Crítica de Casa de tolerancia (L’Apollonide)
París. Entre finales del siglo XIX y principios del XX. Una casa de tolerancia (cuyo parecido con un prostíbulo es “mera coincidencia”, según dicen) enciende cada noche su fanal tintado de rojo, marcando de este modo la apertura de sus puertas a los clientes. Ellos entran siempre que les apetece; las mujeres que trabajan en el lugar, no salen de él. Hacen vida ahí, mantenidas/retenidas por una madame que hace valer las deudas que acumulan las chicas por (precisamente) vivir en la casa, para que ni se planteen cambiar de vida. Y como ellas está el espectador, aprisionado entre esas cuatro paredes en todo momento, compartiendo su día a día y sumergiéndose en sus relaciones, disfrutando de sus momentos de felicidad y viviendo sus apoyos mutuos cuando vienen mal dadas. Y sintiendo, sobre todo, una angustia continua mientras los clientes vienen, van, vuelven, descubren sus fetiches, y las mujeres repiten cada día los mismos mohines, los mismos gestos. Mostrando ligereza y felicidad mientras algo en el ambiente se va enrareciendo: la monotonía no tarda en hacerse insoportable tanto dentro como fuera de la pantalla, y cualquier chispa es suficiente para desatar infiernos interiores a sabiendas de que difícilmente podrán ser liberados. Todo esto Bertrand Bonello lo sabe muy bien, y por eso nos pone a prueba desde un primer momento, con un montaje extraño, unos títulos iniciales inesperados, y un acontecimiento que hiela la sangre cuando aún nos estamos aclimatando. Ojo, que Casa de tolerancia tiene mucha tela que cortar.
Lo que queda claro es que, si bien en esencia esto vaya de la vida dentro de un local determinado, con su correspondiente retrato histórico-social, la intención es hacer sufrir al espectador. La cinta de Bonello se descubre monótona, tan repetitiva que en ocasiones se duda de si se está viendo una escena repetida o se trata por el contrario de una nueva. No tarda en dejar clara su voluntad de adoptar un ritmo tan lento como para parecer que el tiempo no avanza. Quiere hablar de temas muy concretos y conjugarlos con sentimientos, pasajes oníricos, sueños, pesadillas y esperanzas; por eso (y todo lo anterior, vamos) parece desfragmentarse en un puzle de piezas que necesitan de más de una intentona para colocarse correctamente. Y además, desubica mediante una banda sonora y determinados jugueteos tales como pantalla divida, puntuales movimientos de cámara o algunos pasajes francamente grotescos, que la acercarían a una película más actual y de un género distinto (o de otra directora: Coppola hizo algo parecido con María Antonieta). ¿Capricho del director? ¿Voluntad por acercar un discurso de hace más de un siglo a nuestros días?
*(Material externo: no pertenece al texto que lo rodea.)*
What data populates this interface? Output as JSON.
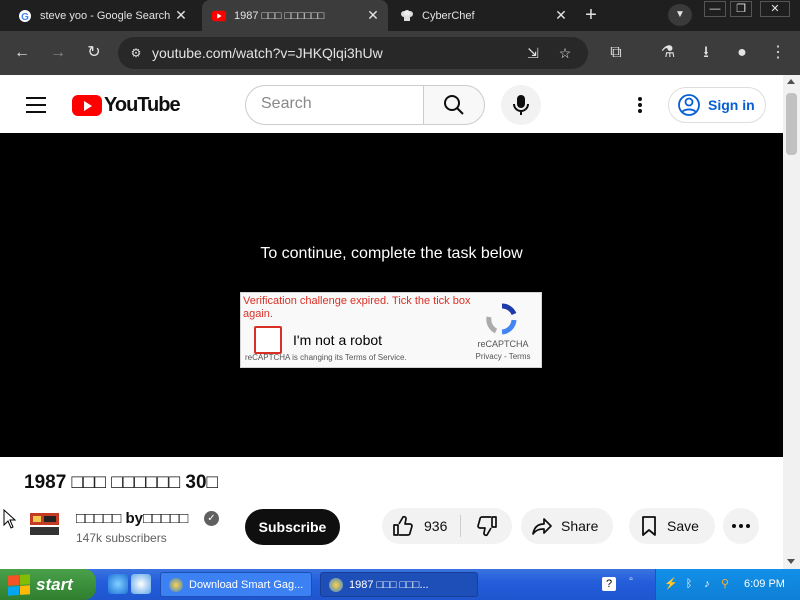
{
  "browser": {
    "tabs": [
      {
        "title": "steve yoo - Google Search",
        "favicon": "google-g-icon",
        "active": false
      },
      {
        "title": "1987 □□□ □□□□□□",
        "favicon": "youtube-icon",
        "active": true
      },
      {
        "title": "CyberChef",
        "favicon": "chef-hat-icon",
        "active": false
      }
    ],
    "url": "youtube.com/watch?v=JHKQlqi3hUw",
    "window_controls": {
      "minimize": "—",
      "restore": "❐",
      "close": "✕"
    }
  },
  "youtube": {
    "logo_text": "YouTube",
    "search_placeholder": "Search",
    "signin_label": "Sign in"
  },
  "player": {
    "message": "To continue, complete the task below",
    "recaptcha": {
      "error": "Verification challenge expired. Tick the tick box again.",
      "checkbox_label": "I'm not a robot",
      "notice": "reCAPTCHA is changing its Terms of Service.",
      "brand": "reCAPTCHA",
      "links": "Privacy - Terms",
      "checked": false
    }
  },
  "video": {
    "title": "1987 □□□ □□□□□□ 30□",
    "channel_name": "□□□□□ by□□□□□",
    "subscribers": "147k subscribers",
    "subscribe_label": "Subscribe",
    "like_count": "936",
    "share_label": "Share",
    "save_label": "Save"
  },
  "taskbar": {
    "start_label": "start",
    "items": [
      {
        "label": "Download Smart Gag...",
        "active": false
      },
      {
        "label": "1987 □□□ □□□...",
        "active": true
      }
    ],
    "clock": "6:09 PM"
  },
  "colors": {
    "youtube_red": "#ff0000",
    "error_red": "#d93025",
    "signin_blue": "#065fd4",
    "taskbar_blue": "#245edb",
    "start_green": "#3c8f3c"
  }
}
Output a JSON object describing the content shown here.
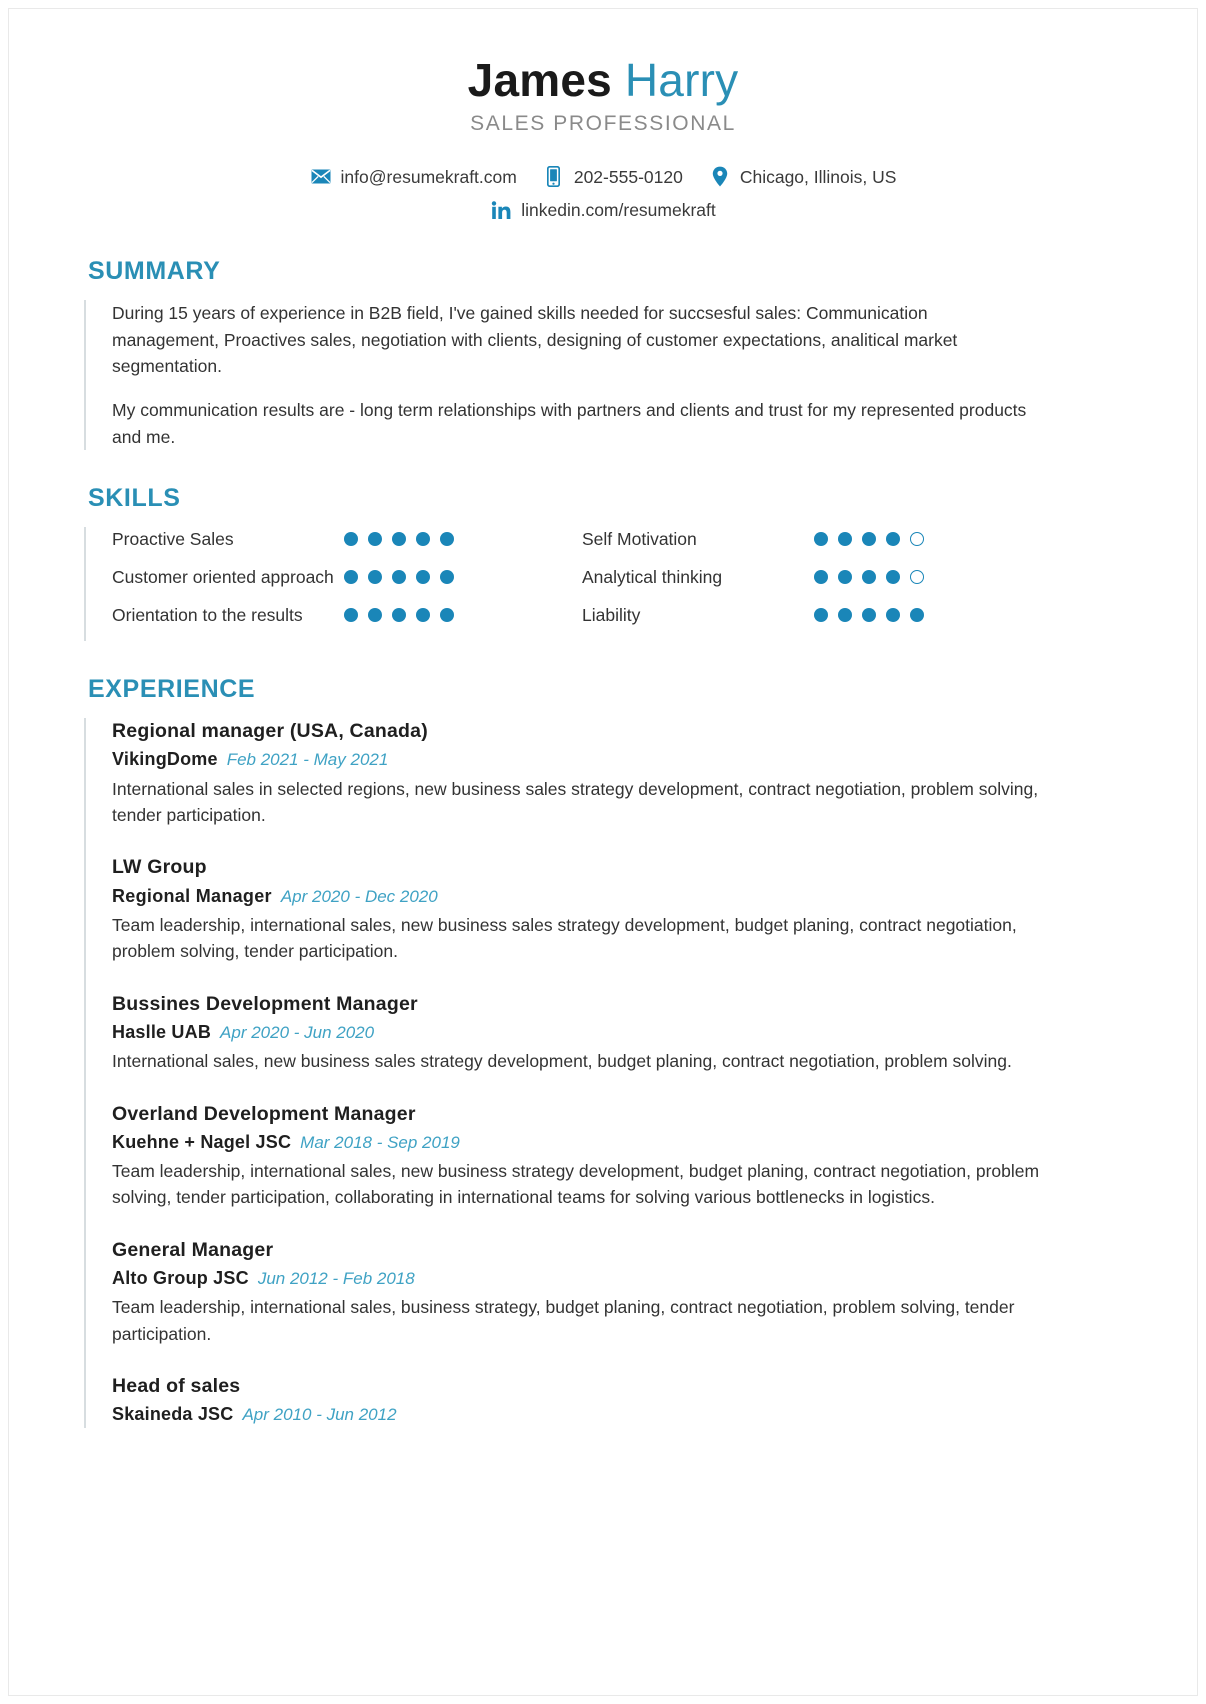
{
  "header": {
    "first_name": "James",
    "last_name": "Harry",
    "job_title": "SALES PROFESSIONAL",
    "contacts_line1": [
      {
        "icon": "email-icon",
        "value": "info@resumekraft.com"
      },
      {
        "icon": "phone-icon",
        "value": "202-555-0120"
      },
      {
        "icon": "location-pin-icon",
        "value": "Chicago, Illinois, US"
      }
    ],
    "contacts_line2": [
      {
        "icon": "linkedin-icon",
        "value": "linkedin.com/resumekraft"
      }
    ]
  },
  "sections": {
    "summary": {
      "title": "SUMMARY",
      "paragraphs": [
        "During 15 years of experience in B2B field, I've gained skills needed for succsesful sales: Communication management, Proactives sales, negotiation with clients, designing of customer expectations, analitical market segmentation.",
        "My communication results are - long term relationships with partners and clients and trust for my represented products and me."
      ]
    },
    "skills": {
      "title": "SKILLS",
      "left_column": [
        {
          "label": "Proactive Sales",
          "rating": 5,
          "max": 5
        },
        {
          "label": "Customer oriented approach",
          "rating": 5,
          "max": 5
        },
        {
          "label": "Orientation to the results",
          "rating": 5,
          "max": 5
        }
      ],
      "right_column": [
        {
          "label": "Self Motivation",
          "rating": 4,
          "max": 5
        },
        {
          "label": "Analytical thinking",
          "rating": 4,
          "max": 5
        },
        {
          "label": "Liability",
          "rating": 5,
          "max": 5
        }
      ]
    },
    "experience": {
      "title": "EXPERIENCE",
      "items": [
        {
          "role": "Regional manager (USA, Canada)",
          "company": "VikingDome",
          "dates": "Feb 2021 - May 2021",
          "description": "International sales in selected regions, new business sales strategy development, contract negotiation, problem solving, tender participation.",
          "layout": "role-first"
        },
        {
          "company_heading": "LW Group",
          "subrole": "Regional Manager",
          "dates": "Apr 2020 - Dec 2020",
          "description": "Team leadership, international sales, new business sales strategy development, budget planing, contract negotiation, problem solving, tender participation.",
          "layout": "company-first"
        },
        {
          "role": "Bussines Development Manager",
          "company": "Haslle UAB",
          "dates": "Apr 2020 - Jun 2020",
          "description": "International sales, new business sales strategy development, budget planing, contract negotiation, problem solving.",
          "layout": "role-first"
        },
        {
          "role": "Overland Development Manager",
          "company": "Kuehne + Nagel JSC",
          "dates": "Mar 2018 - Sep 2019",
          "description": "Team leadership, international sales, new business strategy development, budget planing, contract negotiation, problem solving, tender participation, collaborating in international teams for solving various bottlenecks in logistics.",
          "layout": "role-first"
        },
        {
          "role": "General Manager",
          "company": "Alto Group JSC",
          "dates": "Jun 2012 - Feb 2018",
          "description": "Team leadership, international sales, business strategy, budget planing, contract negotiation, problem solving, tender participation.",
          "layout": "role-first"
        },
        {
          "role": "Head of sales",
          "company": "Skaineda JSC",
          "dates": "Apr 2010 - Jun 2012",
          "description": "",
          "layout": "role-first"
        }
      ]
    }
  },
  "colors": {
    "accent": "#2a8fb5",
    "dot": "#1a86b8",
    "date_text": "#3fa2c4",
    "subtitle": "#8a8a8a",
    "body_text": "#333333"
  }
}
Ciertamente, los mensajes que va lanzando Casa de tolerancia son totalmente extrapolables a nuestros días. Conforme pasan los minutos, el espectador, encerrado cual pesadilla de Buñuel, va haciéndose con las mujeres que le rodean, descubriendo su humanidad al tiempo que se animaliza la sociedad de la calle. Hasta llegar al punto en que, oliendo ya el humo de tabaco impregnado en las moquetas de la casa, sintiendo el calor de su madera y con la vista acostumbrada a la penumbra nocturna del salón principal, desprecia todo lo que no pertenezca al pequeño ecosistema capitaneado por la madame. Y una vez más, Bonello sabe perfectamente dónde nos tiene. Por eso permite que el drama serpentee entre nuestros pies hasta enrollarse de manera natural, sin necesidad de aplicar un ápice de esfuerzo en ello. Por eso lo sentimos tan vívido pese a no tener del todo claro quiénes son los principales perjudicados del drama. Porque, claro, los perjudicados lo somos todos por igual: la familia a la que ya estamos irremediablemente encadenados.
Un final absolutamente demoledor, pese a no salirse ni por un momento de la estricta sobriedad que impera durante todo el metraje, confirma lo que se ha venido cociendo a lo largo de las dos horas precedentes: Casa de tolerancia es una película que te desarma, te agarra por el tobillo y te zarandea con vigor sin que acabes de saber del todo bien qué ha ocurrido. Te deja con el corazón encogido, con mucho en que pensar (impagable su epílogo, por si no bastara con la última muestra de hipocresía y egoísmo de -cierta- sociedad). Y además lo hace con unas interpretaciones excelentes y un preciosismo formal que la acerca a los lienzos de Delacroix o Manet. En definitiva, una película del gusto de pocos, pero francamente redonda.